The Government currently owns 38 per cent of Aldar through direct and indirect stakes.

The conversion of the existing bond held by Mubadala, a strategic investment company owned by the Abu Dhabi Government, would bring that state ownership to 44 per cent.

Any new bonds would be likely to push the Government's holding to above 50 per cent, analysts said.

Speculation over what form the Government's assistance would take has been weighing on the company's shares since November, when Aldar said it was in talks with the Government about a funding "framework" that would have been revealed by the end of last year.

The developer sold the racing circuit, marina, yacht club and other infrastructure at its flagship Yas Marina development to the Government last year for more than Dh9bn.

Further asset sales could include more of the Yas Island project, analysts said. The property downturn in the Gulf has eroded Aldar's cash reserves and led it to seek new lines of business, such as building large-scale housing projects for UAE nationals on behalf of the Government and taking on project-management work for the construction of Masdar City, the zero-carbon property development near the capital.

Aldar reported a Dh731.2 million loss in the third quarter of last year, compared with a profit of Dh270.1m in the year-earlier period. The company also saw the replacement of its chief executive, John Bullough, with Sami Asad in November. The company's total debts stand at Dh22.4bn.

The crucial questions to be answered in the coming weeks, analysts say, will be which assets will be sold and for how much as well as the size and nature of any new convertible bonds.

"There's a lot of clarification needed," said Julian Bruce, the director of institutional equity sales at EFG-Hermes in Dubai. "The attractiveness of a single standing stock is related to all these individual factors. They all create a picture."
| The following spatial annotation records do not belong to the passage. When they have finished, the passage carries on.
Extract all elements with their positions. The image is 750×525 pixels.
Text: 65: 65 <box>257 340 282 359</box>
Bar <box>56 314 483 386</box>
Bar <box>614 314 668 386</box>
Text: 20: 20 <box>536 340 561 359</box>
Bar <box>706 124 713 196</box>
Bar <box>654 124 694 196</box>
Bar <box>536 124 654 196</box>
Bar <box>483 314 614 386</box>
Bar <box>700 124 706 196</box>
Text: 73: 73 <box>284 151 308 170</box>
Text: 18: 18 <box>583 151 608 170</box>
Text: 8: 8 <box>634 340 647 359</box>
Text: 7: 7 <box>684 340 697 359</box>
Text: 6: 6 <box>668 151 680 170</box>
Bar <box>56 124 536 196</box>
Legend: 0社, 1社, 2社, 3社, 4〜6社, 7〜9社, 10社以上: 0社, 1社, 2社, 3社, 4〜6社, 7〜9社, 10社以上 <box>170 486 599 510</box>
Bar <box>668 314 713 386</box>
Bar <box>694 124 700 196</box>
The fate of minority shareholders was the overriding concern for investors, analysts said. If assistance for Aldar led to a large increase in ownership by the Government, it could dilute the value of current shares. This would happen if another entity bought a large amount of convertible bonds from Aldar. Those bonds can either be paid back in cash or converted into new shares of the company. Yazan Abdeen, a fund manager at ING Investment Management Middle East, said he interpreted the disclosure yesterday as a sign that the Government was limiting the impact on minority shareholders.
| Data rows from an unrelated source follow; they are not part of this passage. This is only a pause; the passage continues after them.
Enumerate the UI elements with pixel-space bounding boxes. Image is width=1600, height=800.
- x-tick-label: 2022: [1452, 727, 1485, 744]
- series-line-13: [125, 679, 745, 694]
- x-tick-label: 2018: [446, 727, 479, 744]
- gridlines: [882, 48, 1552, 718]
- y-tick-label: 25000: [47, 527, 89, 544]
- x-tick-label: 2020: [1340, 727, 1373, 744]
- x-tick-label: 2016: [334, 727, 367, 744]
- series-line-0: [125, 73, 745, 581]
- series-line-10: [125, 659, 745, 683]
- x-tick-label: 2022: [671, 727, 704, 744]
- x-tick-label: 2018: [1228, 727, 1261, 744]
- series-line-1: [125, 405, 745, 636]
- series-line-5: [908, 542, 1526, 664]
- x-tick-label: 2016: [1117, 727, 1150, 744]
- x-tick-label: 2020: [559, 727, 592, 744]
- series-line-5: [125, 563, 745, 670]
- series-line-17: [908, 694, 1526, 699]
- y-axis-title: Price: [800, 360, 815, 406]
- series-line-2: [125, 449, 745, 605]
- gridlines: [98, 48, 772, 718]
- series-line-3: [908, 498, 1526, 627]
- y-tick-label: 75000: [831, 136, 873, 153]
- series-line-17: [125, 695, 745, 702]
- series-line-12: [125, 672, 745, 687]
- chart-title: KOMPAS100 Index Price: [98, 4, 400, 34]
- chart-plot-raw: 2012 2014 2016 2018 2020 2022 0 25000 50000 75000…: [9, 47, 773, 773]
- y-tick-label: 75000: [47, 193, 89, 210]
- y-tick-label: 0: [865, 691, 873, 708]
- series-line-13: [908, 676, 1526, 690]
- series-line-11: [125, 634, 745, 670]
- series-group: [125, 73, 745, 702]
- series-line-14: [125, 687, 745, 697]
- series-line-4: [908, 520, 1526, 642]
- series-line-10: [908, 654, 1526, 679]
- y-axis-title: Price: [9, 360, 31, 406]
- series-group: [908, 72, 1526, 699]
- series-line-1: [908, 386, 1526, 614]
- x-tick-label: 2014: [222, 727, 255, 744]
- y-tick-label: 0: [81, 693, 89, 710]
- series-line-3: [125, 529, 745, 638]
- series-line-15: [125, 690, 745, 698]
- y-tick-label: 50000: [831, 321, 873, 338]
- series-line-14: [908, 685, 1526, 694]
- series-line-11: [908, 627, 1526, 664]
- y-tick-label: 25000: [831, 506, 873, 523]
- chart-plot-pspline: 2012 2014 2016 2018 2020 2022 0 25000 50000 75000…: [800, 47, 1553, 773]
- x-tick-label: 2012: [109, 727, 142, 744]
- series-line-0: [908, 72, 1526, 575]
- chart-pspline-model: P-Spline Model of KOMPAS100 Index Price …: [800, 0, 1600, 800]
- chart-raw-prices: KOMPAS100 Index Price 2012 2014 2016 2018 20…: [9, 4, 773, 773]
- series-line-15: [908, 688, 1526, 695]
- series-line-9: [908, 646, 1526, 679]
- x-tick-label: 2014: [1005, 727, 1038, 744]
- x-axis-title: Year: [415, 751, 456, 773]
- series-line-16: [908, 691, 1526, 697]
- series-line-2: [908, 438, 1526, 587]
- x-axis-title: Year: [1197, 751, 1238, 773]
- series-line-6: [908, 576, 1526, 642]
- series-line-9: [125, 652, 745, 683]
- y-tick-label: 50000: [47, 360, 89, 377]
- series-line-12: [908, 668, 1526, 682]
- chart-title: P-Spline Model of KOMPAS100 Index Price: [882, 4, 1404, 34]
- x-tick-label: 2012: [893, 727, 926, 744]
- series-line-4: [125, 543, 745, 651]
"If Mubadala wants to dilute shareholders, they have had more interesting opportunities before now," he said.

"The fact that they did not do that sends a very strong message to shareholders that massive dilution is not the plan."

The support for Aldar is also important for the Abu Dhabi Securities Exchange because it is among the most traded stocks and a bellwether for the market as a whole. On Monday, Aldar's shares accounted for about 70 per cent of trading on the exchange.

Less trading of Aldar would act as a deterrent for foreign investors in the country's equity markets.